Hawthorne & Heathcliff

My low chuckle filled the cab. “If you like being seasick and all.”

 

“Look at me,” he pleaded suddenly. “Look at me when you smile like that.” My grin slipped, and his fingers found my chin. He didn’t force my face in his direction but I felt the frustration. “You looked at my father.”

 

“I don’t know your father.”

 

He was staring at me, but I gazed past his shoulders at the pasture.

 

“You don’t want to know him, is that it?” Heathcliff asked finally.

 

My eyes fell shut, the breeze from outside brushing my cheeks. “I do want to know him. I’m just not looking to keep him.”

 

Heathcliff’s breath fanned my face, and my eyes tightened. “You want to keep me?” he asked, chuckling. “You do realize that sounds kind of strange.”

 

I was suddenly imagining a glass figurine version of Heathcliff sitting on my dresser, and my lips twitched.

 

And then, the smile was gone, stolen by his lips, the sudden pressure causing me to stiffen.
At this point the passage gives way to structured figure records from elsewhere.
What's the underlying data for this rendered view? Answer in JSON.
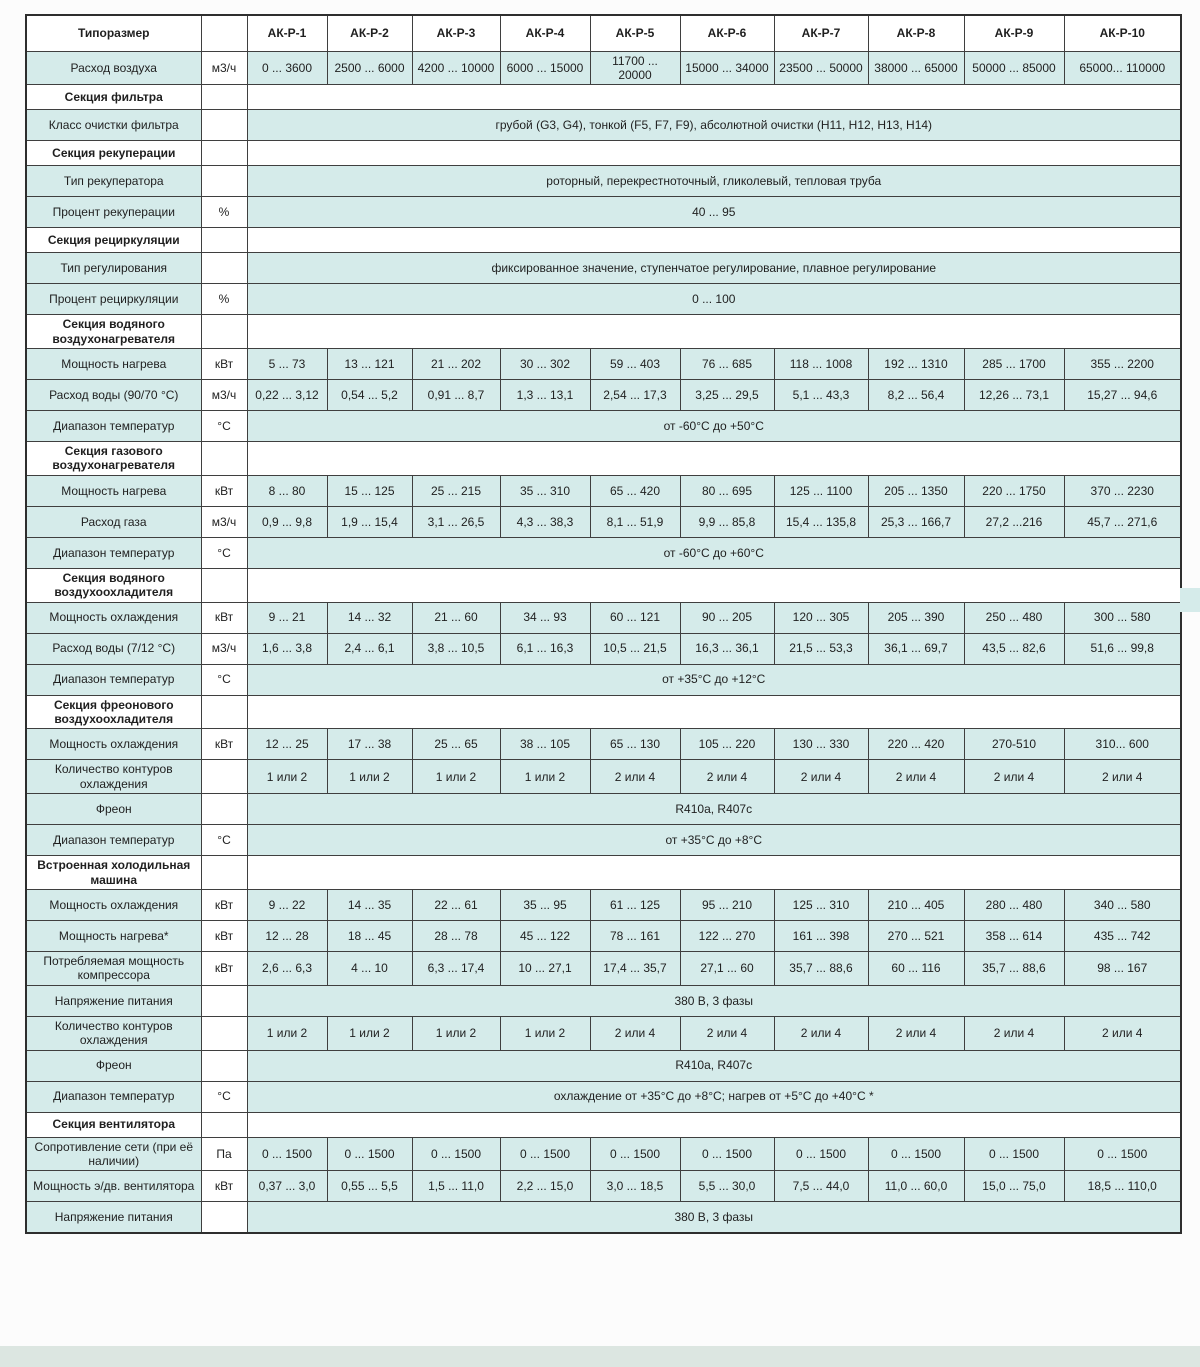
{
  "colors": {
    "cell_bg": "#d5ebea",
    "section_bg": "#ffffff",
    "border": "#3f3f3f",
    "outer_border": "#2e2e2e",
    "footer_strip": "#dce6e1",
    "page_bg": "#fcfcfc",
    "text": "#1f1f1f"
  },
  "table": {
    "header": {
      "label": "Типоразмер",
      "unit": "",
      "models": [
        "АК-Р-1",
        "АК-Р-2",
        "АК-Р-3",
        "АК-Р-4",
        "АК-Р-5",
        "АК-Р-6",
        "АК-Р-7",
        "АК-Р-8",
        "АК-Р-9",
        "АК-Р-10"
      ]
    },
    "rows": [
      {
        "type": "data",
        "label": "Расход воздуха",
        "unit": "м3/ч",
        "values": [
          "0 ... 3600",
          "2500 ... 6000",
          "4200 ... 10000",
          "6000 ... 15000",
          "11700 ... 20000",
          "15000 ... 34000",
          "23500 ... 50000",
          "38000 ... 65000",
          "50000 ... 85000",
          "65000... 110000"
        ]
      },
      {
        "type": "section",
        "label": "Секция фильтра"
      },
      {
        "type": "merged",
        "label": "Класс очистки фильтра",
        "unit": "",
        "value": "грубой (G3, G4), тонкой (F5, F7, F9), абсолютной очистки (H11, H12, H13, H14)"
      },
      {
        "type": "section",
        "label": "Секция рекуперации"
      },
      {
        "type": "merged",
        "label": "Тип рекуператора",
        "unit": "",
        "value": "роторный, перекрестноточный, гликолевый, тепловая труба"
      },
      {
        "type": "merged",
        "label": "Процент рекуперации",
        "unit": "%",
        "value": "40 ... 95"
      },
      {
        "type": "section",
        "label": "Секция рециркуляции"
      },
      {
        "type": "merged",
        "label": "Тип регулирования",
        "unit": "",
        "value": "фиксированное значение, ступенчатое регулирование, плавное регулирование"
      },
      {
        "type": "merged",
        "label": "Процент рециркуляции",
        "unit": "%",
        "value": "0 ... 100"
      },
      {
        "type": "section",
        "label": "Секция водяного воздухонагревателя"
      },
      {
        "type": "data",
        "label": "Мощность нагрева",
        "unit": "кВт",
        "values": [
          "5 ... 73",
          "13 ... 121",
          "21 ... 202",
          "30 ... 302",
          "59 ... 403",
          "76 ... 685",
          "118 ... 1008",
          "192 ... 1310",
          "285 ... 1700",
          "355 ... 2200"
        ]
      },
      {
        "type": "data",
        "label": "Расход воды (90/70 °С)",
        "unit": "м3/ч",
        "values": [
          "0,22 ... 3,12",
          "0,54 ... 5,2",
          "0,91 ... 8,7",
          "1,3 ... 13,1",
          "2,54 ... 17,3",
          "3,25 ... 29,5",
          "5,1 ... 43,3",
          "8,2 ... 56,4",
          "12,26 ... 73,1",
          "15,27 ... 94,6"
        ]
      },
      {
        "type": "merged",
        "label": "Диапазон температур",
        "unit": "°С",
        "value": "от -60°С до +50°С"
      },
      {
        "type": "section",
        "label": "Секция газового воздухонагревателя"
      },
      {
        "type": "data",
        "label": "Мощность нагрева",
        "unit": "кВт",
        "values": [
          "8 ... 80",
          "15 ... 125",
          "25 ... 215",
          "35 ... 310",
          "65 ... 420",
          "80 ... 695",
          "125 ... 1100",
          "205 ... 1350",
          "220 ... 1750",
          "370 ... 2230"
        ]
      },
      {
        "type": "data",
        "label": "Расход газа",
        "unit": "м3/ч",
        "values": [
          "0,9 ... 9,8",
          "1,9 ... 15,4",
          "3,1 ... 26,5",
          "4,3 ... 38,3",
          "8,1 ... 51,9",
          "9,9 ... 85,8",
          "15,4 ... 135,8",
          "25,3 ... 166,7",
          "27,2 ...216",
          "45,7 ... 271,6"
        ]
      },
      {
        "type": "merged",
        "label": "Диапазон температур",
        "unit": "°С",
        "value": "от -60°С до +60°С"
      },
      {
        "type": "section",
        "label": "Секция водяного воздухоохладителя"
      },
      {
        "type": "data",
        "label": "Мощность охлаждения",
        "unit": "кВт",
        "values": [
          "9 ... 21",
          "14 ... 32",
          "21 ... 60",
          "34 ... 93",
          "60 ... 121",
          "90 ... 205",
          "120 ... 305",
          "205 ... 390",
          "250 ... 480",
          "300 ... 580"
        ]
      },
      {
        "type": "data",
        "label": "Расход воды (7/12 °С)",
        "unit": "м3/ч",
        "values": [
          "1,6 ... 3,8",
          "2,4 ... 6,1",
          "3,8 ... 10,5",
          "6,1 ... 16,3",
          "10,5 ... 21,5",
          "16,3 ... 36,1",
          "21,5 ... 53,3",
          "36,1 ... 69,7",
          "43,5 ... 82,6",
          "51,6 ... 99,8"
        ]
      },
      {
        "type": "merged",
        "label": "Диапазон температур",
        "unit": "°С",
        "value": "от +35°С до +12°С"
      },
      {
        "type": "section",
        "label": "Секция фреонового воздухоохладителя"
      },
      {
        "type": "data",
        "label": "Мощность охлаждения",
        "unit": "кВт",
        "values": [
          "12 ... 25",
          "17 ... 38",
          "25 ... 65",
          "38 ... 105",
          "65 ... 130",
          "105 ... 220",
          "130 ... 330",
          "220 ... 420",
          "270-510",
          "310... 600"
        ]
      },
      {
        "type": "data",
        "label": "Количество контуров охлаждения",
        "unit": "",
        "values": [
          "1 или 2",
          "1 или 2",
          "1 или 2",
          "1 или 2",
          "2 или 4",
          "2 или 4",
          "2 или 4",
          "2 или 4",
          "2 или 4",
          "2 или 4"
        ]
      },
      {
        "type": "merged",
        "label": "Фреон",
        "unit": "",
        "value": "R410a, R407c"
      },
      {
        "type": "merged",
        "label": "Диапазон температур",
        "unit": "°С",
        "value": "от +35°С до +8°С"
      },
      {
        "type": "section",
        "label": "Встроенная холодильная машина"
      },
      {
        "type": "data",
        "label": "Мощность охлаждения",
        "unit": "кВт",
        "values": [
          "9 ... 22",
          "14 ... 35",
          "22 ... 61",
          "35 ... 95",
          "61 ... 125",
          "95 ... 210",
          "125 ... 310",
          "210 ... 405",
          "280 ... 480",
          "340 ... 580"
        ]
      },
      {
        "type": "data",
        "label": "Мощность нагрева*",
        "unit": "кВт",
        "values": [
          "12 ... 28",
          "18 ... 45",
          "28 ... 78",
          "45 ... 122",
          "78 ... 161",
          "122 ... 270",
          "161 ... 398",
          "270 ... 521",
          "358 ... 614",
          "435 ... 742"
        ]
      },
      {
        "type": "data",
        "label": "Потребляемая мощность компрессора",
        "unit": "кВт",
        "values": [
          "2,6 ... 6,3",
          "4 ... 10",
          "6,3 ... 17,4",
          "10 ... 27,1",
          "17,4 ... 35,7",
          "27,1 ... 60",
          "35,7 ... 88,6",
          "60 ... 116",
          "35,7 ... 88,6",
          "98 ... 167"
        ]
      },
      {
        "type": "merged",
        "label": "Напряжение питания",
        "unit": "",
        "value": "380 В, 3 фазы"
      },
      {
        "type": "data",
        "label": "Количество контуров охлаждения",
        "unit": "",
        "values": [
          "1 или 2",
          "1 или 2",
          "1 или 2",
          "1 или 2",
          "2 или 4",
          "2 или 4",
          "2 или 4",
          "2 или 4",
          "2 или 4",
          "2 или 4"
        ]
      },
      {
        "type": "merged",
        "label": "Фреон",
        "unit": "",
        "value": "R410a, R407c"
      },
      {
        "type": "merged",
        "label": "Диапазон температур",
        "unit": "°С",
        "value": "охлаждение от +35°С до +8°С; нагрев от +5°С до +40°С *"
      },
      {
        "type": "section",
        "label": "Секция вентилятора"
      },
      {
        "type": "data",
        "label": "Сопротивление сети (при её наличии)",
        "unit": "Па",
        "values": [
          "0 ... 1500",
          "0 ... 1500",
          "0 ... 1500",
          "0 ... 1500",
          "0 ... 1500",
          "0 ... 1500",
          "0 ... 1500",
          "0 ... 1500",
          "0 ... 1500",
          "0 ... 1500"
        ]
      },
      {
        "type": "data",
        "label": "Мощность э/дв. вентилятора",
        "unit": "кВт",
        "values": [
          "0,37 ... 3,0",
          "0,55 ... 5,5",
          "1,5 ... 11,0",
          "2,2 ... 15,0",
          "3,0 ... 18,5",
          "5,5 ... 30,0",
          "7,5 ... 44,0",
          "11,0 ... 60,0",
          "15,0 ... 75,0",
          "18,5 ... 110,0"
        ]
      },
      {
        "type": "merged",
        "label": "Напряжение питания",
        "unit": "",
        "value": "380 В, 3 фазы"
      }
    ]
  }
}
It was quick, the kiss. A simple warm press of skin against skin before he was gone, his mouth replaced by wind and the smell of pine and woodsmoke.

 

He cleared his throat. “Better get this timber to the Parker’s.”

 

Turning my head, my eyes flew open, my breathing rushed. The urge to touch my mouth was strong.

 

Grass slapped the truck, the engine revving.

 

Pulling the pickup back onto the dirt road beyond, Heathcliff asked, “Was that your first kiss?”

 

My gaze remained on the landscape beyond the window, on the passing trees and scattered houses. The wind beat against my face, but it wasn’t clearing away the cobwebs in my head. I didn’t want them gone. His kiss was my first, the feel of it strange but nice, as if by kissing me he’d exposed something. Like a stubborn jar of pickles, the lid finally wrenched open.

 

He drove, and I watched him from the corner of my eye, my heart pounding. There was no music in the truck, only wind, but the air was suddenly our dirt road song, the rattle of wood in the back of a short bed pickup the chorus. Everything about me felt funny, like I’d eaten way too many lemons, my stomach on fire from the acid.

 

His head turned, and my gaze flew forward.

 

“It was your first, wasn’t it?” he asked.

 

There was a smile in his voice, and I placed my hand on the dashboard to steady myself as he drove over rough spots in the road.

 

“Just drive,” I said.

 

I didn’t have to look to know he was grinning.

 

 

 

 

 

Chapter 5

 

 

It hadn’t taken long to deliver the wood. With Kenny Parker’s help unloading the timber, Heathcliff had finished twice as fast, shaken Kenny’s hand, and then driven away.

 

Kenny’s curious gaze followed our disappearing pickup. His wife joined him, her graying hair pulled away from her face. From the side mirror, I watched his arm circle her waist, their heads close. It’d be all over town by nightfall that the Vincent boy was seen with a Macy.

 

My heart sank. There’s this thing about small towns. Rumors festered here, growing until they became open wounds that never seemed to heal. My parents were gone, but I’d heard the whispers growing up. I was living in the shadow of my parents’ sins. It didn’t matter that I hadn’t been the one to leave, I was marked.

 

“She’ll run off and break Gregor’s old heart,” I’d heard people say. Because, in their minds, the running was in my blood, the antsy need to see the world and never return in my veins. That’s what people did here. They either stayed or they never left.

 

The pickup turned down the tree-covered lane that led to my uncle’s plantation, its ramshackle appearance not quite so disheveled after Heathcliff’s work.

 

“I’m bringing the paint I promised this weekend,” Heathcliff said, his hands spinning the steering wheel as he eased into an empty spot next to the shed.

 

We climbed free of the truck, the ill at ease, after kiss moment gone. It had been so fleeting that it seemed an imaginary moment now rather than a distinct memory.

 

“Tell me you really have those cookies,” Heathcliff added.

 

Slinging my messenger bag over my shoulder, I stepped toward the house. “Are you looking for an invite in?”

 

He trailed after me. “I’m looking for a reason to stay.”

 

My feet froze, and his shoes paused next to mine, the marker questions still scrolled on the side. I stared down at them. “I have chocolate chip cookies and pralines, and … um, would you want to work on Callahan’s assignment with me?”

 

“Perfect,” he responded. Leaving me, he headed for the door.

 

I followed. “Are you sure there’s nothing you’d rather be doing instead?”

 

“Trying to get rid of me so quickly?” Stopping at the door, he pulled it open and stepped aside.

 

“No.” I walked past him into the dark foyer. “I’m just finding it hard to believe you want to do homework.”